ID | $$Y_t(u)$$ | $$Y_c(u)$$ | $$Y_t(u) - Y_c(u)$$ |
---|---|---|---|

R |
? |
9 |
? |

R |
? |
9 |
? |

D |
9 |
? |
? |

R |
? |
9 |
? |

D |
9 |
? |
? |

Keep in mind that the problem arises when there is a correlation between treatment assignment and *potential* outcome, not simply a correlation between treatment assignment and outcome. In this case, the correlation between treatment assignment and outcome is zero! Just looking at the outcomes we observe is not enough. We must make assumptions about the outcomes we don’t observe, about what would have happened.

## 4.5 Summary

The fundamental components of every problem in causal inference are units, treatments and outcomes. The units are the rows in the tibble. The treatments are the columns. The outcomes are the values. Whenever you confront a problem is causal inference, start by identifying the units, treatments and outcomes.

A causal effect is the difference between one potential outcome and another. How different would your life be if you missed the train?

A Preceptor Table includes all the data that we actually have, and all the data we would like to have, to solve our problem. The *ideal* Preceptor Table involves no missing data. We know what the outcome would have been for unit \(i\) under both treatment and control. With the ideal Preceptor Table it is easy to calculate, using only algebra, any quantity of interest. The *actual* Preceptor Table is littered with missing data, represented by a question mark. If we know the value of the outcome for unit \(i\) under treatment then, by definition, we can not know the outcome for unit \(i\) under control.

The tibble in which we store our data and the Preceptor Table have one key difference in structure. The tibble has one column for the outcome variable. The Preceptor Table has one column for each potential outcome, meaning one column for each of the values of the treatment variable.

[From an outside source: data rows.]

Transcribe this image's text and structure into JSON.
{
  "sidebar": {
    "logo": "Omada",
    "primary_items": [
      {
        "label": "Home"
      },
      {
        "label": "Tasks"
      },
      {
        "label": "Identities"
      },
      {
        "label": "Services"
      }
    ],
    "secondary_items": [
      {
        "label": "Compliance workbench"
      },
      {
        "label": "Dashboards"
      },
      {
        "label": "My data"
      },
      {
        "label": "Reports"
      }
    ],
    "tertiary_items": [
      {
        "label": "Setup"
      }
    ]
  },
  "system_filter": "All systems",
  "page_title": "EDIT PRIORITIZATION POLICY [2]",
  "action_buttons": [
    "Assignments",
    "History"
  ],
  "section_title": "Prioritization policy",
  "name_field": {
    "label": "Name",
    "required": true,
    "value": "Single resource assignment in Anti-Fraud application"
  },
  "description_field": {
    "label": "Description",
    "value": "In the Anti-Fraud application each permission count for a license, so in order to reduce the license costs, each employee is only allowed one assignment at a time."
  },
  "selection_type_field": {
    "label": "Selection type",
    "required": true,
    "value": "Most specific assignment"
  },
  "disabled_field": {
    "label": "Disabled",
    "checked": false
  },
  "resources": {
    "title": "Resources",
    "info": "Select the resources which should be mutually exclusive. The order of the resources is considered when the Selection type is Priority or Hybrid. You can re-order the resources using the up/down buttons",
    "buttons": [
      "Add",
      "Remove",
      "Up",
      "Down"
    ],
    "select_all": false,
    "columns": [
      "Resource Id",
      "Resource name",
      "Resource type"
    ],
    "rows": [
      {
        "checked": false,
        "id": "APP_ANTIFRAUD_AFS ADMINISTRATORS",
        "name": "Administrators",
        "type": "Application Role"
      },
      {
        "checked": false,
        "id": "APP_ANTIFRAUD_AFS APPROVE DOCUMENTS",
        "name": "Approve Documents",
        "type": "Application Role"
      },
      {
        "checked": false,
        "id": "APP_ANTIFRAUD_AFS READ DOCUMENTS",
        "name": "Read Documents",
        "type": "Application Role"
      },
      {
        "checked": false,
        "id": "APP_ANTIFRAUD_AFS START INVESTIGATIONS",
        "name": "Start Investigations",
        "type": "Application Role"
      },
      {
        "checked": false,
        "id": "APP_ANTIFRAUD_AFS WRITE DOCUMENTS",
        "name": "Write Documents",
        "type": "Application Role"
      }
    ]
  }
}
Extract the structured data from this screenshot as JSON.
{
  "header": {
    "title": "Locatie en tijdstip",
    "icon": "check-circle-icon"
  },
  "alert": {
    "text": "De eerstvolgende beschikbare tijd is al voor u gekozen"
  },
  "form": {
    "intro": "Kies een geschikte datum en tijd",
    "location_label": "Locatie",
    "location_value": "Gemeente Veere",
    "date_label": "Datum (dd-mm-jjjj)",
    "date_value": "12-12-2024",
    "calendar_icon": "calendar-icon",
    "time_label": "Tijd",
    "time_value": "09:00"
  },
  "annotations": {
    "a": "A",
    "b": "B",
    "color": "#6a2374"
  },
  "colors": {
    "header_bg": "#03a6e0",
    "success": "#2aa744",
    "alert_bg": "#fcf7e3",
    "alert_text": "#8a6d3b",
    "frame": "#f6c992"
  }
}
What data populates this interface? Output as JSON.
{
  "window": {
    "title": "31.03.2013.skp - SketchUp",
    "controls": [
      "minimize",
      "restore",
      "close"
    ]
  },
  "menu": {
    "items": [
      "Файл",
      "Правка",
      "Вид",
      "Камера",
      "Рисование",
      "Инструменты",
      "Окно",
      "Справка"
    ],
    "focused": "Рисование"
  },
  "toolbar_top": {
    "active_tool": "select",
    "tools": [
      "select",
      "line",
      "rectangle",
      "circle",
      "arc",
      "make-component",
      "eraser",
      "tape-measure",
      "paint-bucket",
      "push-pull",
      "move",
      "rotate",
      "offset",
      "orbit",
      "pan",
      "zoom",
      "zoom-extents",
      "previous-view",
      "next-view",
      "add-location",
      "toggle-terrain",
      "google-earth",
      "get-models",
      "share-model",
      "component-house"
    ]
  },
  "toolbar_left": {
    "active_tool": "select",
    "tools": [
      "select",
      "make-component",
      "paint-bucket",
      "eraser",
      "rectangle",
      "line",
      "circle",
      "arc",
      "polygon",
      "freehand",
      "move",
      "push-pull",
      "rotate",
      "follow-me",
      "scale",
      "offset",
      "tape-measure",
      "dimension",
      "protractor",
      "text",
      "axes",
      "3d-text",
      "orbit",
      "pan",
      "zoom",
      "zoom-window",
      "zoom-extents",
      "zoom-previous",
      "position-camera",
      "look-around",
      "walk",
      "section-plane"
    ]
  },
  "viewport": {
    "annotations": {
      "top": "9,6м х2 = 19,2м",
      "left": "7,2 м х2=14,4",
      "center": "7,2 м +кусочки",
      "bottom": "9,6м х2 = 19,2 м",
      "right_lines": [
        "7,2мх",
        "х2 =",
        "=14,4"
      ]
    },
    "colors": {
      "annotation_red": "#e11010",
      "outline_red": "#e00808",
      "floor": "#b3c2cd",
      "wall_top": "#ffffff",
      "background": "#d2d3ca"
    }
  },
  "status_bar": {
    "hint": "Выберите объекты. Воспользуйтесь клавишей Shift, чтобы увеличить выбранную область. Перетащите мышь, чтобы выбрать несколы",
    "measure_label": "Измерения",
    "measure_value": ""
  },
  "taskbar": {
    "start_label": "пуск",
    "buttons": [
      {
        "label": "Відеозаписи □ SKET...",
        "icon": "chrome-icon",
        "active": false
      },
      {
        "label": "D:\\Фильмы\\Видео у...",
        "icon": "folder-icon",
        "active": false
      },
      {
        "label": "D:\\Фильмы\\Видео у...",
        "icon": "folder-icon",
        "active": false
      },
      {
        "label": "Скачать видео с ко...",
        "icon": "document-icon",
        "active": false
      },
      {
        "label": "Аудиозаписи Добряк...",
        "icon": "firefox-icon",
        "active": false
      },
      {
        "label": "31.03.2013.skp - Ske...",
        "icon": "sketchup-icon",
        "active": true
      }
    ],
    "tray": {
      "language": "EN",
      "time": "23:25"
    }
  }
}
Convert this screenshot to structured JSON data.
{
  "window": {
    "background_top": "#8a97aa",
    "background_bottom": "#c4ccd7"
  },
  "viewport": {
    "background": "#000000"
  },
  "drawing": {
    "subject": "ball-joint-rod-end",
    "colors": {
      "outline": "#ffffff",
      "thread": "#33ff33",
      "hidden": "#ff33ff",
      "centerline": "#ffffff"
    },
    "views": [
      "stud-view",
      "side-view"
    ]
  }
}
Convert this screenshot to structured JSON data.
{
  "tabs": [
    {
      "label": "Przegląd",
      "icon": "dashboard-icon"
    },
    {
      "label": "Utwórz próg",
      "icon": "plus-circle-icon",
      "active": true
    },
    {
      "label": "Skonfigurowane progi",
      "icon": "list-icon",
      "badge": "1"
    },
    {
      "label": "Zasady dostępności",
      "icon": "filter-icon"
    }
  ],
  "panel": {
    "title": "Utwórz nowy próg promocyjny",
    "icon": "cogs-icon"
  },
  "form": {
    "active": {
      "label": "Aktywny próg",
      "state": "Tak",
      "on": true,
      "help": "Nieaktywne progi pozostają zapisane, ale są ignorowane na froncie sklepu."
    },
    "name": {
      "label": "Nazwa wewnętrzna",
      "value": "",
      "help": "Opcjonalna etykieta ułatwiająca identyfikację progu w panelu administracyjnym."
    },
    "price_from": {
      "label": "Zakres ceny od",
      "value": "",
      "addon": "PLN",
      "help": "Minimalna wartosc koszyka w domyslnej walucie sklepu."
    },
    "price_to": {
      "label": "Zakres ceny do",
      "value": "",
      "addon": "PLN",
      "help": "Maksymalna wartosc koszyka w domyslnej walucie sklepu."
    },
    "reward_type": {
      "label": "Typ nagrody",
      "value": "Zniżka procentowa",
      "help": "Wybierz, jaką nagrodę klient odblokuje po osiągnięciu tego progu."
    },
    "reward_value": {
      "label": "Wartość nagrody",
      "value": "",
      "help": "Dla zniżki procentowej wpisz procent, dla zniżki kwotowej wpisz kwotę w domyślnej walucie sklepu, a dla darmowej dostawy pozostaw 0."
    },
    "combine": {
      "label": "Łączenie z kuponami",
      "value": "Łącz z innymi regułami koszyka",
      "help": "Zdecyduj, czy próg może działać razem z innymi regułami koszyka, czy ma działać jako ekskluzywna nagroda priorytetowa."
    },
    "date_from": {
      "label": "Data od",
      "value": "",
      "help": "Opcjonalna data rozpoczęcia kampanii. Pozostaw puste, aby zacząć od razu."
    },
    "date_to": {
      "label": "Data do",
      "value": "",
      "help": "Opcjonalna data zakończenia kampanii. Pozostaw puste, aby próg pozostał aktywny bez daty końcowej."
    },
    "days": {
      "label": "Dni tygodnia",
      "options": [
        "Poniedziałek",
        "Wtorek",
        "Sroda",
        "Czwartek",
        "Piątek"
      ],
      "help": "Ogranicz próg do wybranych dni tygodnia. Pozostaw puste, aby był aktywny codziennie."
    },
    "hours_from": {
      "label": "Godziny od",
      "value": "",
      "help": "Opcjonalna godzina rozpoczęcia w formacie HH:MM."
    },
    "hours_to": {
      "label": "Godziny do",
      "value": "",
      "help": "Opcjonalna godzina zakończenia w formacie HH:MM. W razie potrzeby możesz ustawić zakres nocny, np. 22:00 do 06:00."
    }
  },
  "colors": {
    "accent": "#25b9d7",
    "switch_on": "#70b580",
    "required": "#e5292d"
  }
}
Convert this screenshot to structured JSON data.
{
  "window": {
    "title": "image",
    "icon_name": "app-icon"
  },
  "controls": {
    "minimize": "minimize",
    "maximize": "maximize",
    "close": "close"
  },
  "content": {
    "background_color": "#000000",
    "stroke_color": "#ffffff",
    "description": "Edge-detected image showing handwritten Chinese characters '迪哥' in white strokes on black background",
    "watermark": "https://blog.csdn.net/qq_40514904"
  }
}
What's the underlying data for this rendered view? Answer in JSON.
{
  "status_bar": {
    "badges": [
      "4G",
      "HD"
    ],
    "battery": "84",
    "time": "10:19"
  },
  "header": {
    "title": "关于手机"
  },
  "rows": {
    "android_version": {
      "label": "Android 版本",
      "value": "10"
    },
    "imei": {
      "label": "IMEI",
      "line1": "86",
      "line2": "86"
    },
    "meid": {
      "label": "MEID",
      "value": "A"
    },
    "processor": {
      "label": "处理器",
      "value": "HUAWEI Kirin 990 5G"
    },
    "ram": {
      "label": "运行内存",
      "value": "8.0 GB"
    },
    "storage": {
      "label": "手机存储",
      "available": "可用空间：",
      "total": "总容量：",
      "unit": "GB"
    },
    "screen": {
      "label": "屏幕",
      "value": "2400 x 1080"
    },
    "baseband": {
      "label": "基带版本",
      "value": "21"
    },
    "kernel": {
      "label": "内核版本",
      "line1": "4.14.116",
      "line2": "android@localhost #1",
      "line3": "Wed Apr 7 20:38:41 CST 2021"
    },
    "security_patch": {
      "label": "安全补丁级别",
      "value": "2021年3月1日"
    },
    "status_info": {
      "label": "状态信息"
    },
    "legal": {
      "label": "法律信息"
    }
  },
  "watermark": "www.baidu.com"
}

The causal effect of a treatment on a single unit at a point in time is the difference between the value of the outcome variable with the treatment and without the treatment. We call these “potential outcomes” because, at most, we can only observe one of them. The Fundamental Problem of Causal Inference is that it is impossible to observe the causal effect on a single unit. We must make assumptions — i.e, we must make models — in order to estimate causal effects.

Random assignment of treatments to units is the best way to estimate causal effects. Other assignment mechanisms are subject to confounding. If the treatment assigned is correlated with the potential outcomes, it is very hard to estimate the true treatment effect. (As always, we use the terms “causal effects” and “treatment effects” interchangeably. With random assignment, we can, mostly safely, estimate the average treatment effect (ATE) by looking at the difference between the average outcomes of the treated and control units.

Be wary of claims made in situations without random assignment: Here be dragons!